Discussion in 'Manufacturing and Construction Techniques' started by jbtsax, Jan 8, 2010.

  1. jbtsax

    jbtsax Distinguished Member Distinguished Member

    In trying to mathematically recreate the node positions in an alto saxophone neck as shown by Ernest Ferron in his book "The Saxophone is my Voice" I discovered that Ferron made a mistake by dividing the distance between nodes by 3 to determine their relative positions.

    If anyone is interested, the results of my study can be found at this link:


    Since there are those in the music industry who have copied the illustrations of the neck node positions from Ferron's book and distributed them in the saxophone community as though they were accurate scientific information, I feel it is important to make the correct information available.

  2. What a cool resource. What instrumentation did you use to produce these findings?
  3. jbtsax

    jbtsax Distinguished Member Distinguished Member

    The illustrations were done with Corel Draw and the graph (spreadsheet) was done using Excel. There are just a few easy math equations involved in creating the data.

    The wavelength (l) is the speed of sound (c) divided by the frequency (f).

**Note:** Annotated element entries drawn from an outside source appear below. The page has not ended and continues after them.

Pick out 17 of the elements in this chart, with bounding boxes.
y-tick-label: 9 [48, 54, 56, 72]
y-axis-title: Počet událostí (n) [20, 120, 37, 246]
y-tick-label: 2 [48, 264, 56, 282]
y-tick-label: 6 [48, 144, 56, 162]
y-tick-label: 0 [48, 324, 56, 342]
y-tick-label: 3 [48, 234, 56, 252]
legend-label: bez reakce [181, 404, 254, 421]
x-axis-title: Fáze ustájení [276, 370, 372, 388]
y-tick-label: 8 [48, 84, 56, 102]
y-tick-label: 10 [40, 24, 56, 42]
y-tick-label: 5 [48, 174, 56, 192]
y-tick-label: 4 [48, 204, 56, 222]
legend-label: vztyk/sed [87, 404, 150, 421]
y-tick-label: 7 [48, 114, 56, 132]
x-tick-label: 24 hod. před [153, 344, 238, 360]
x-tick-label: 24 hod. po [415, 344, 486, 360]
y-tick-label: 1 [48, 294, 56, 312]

    The speed of sound in a warm moist instrument is usually represented by 347 m/s or 347,000 mm/s. Therefore the wavelength of A = 440 is: l = 347/440 = .7886 m or 788.6 mm.

    A sound wave travels to the first open tonehole (or bell) and back to make a complete wave so the length of the instrument that sounds that note is always 1/2 the wavelength. Another way to say it is that the soundwave is 2L and the length of the saxophone is L.

    For the note A Concert (F# on the alto sax) the length of the sound wave is 788.6 mm and the "sounding length" of the saxophone from the apex of the missing cone is 394.3 mm.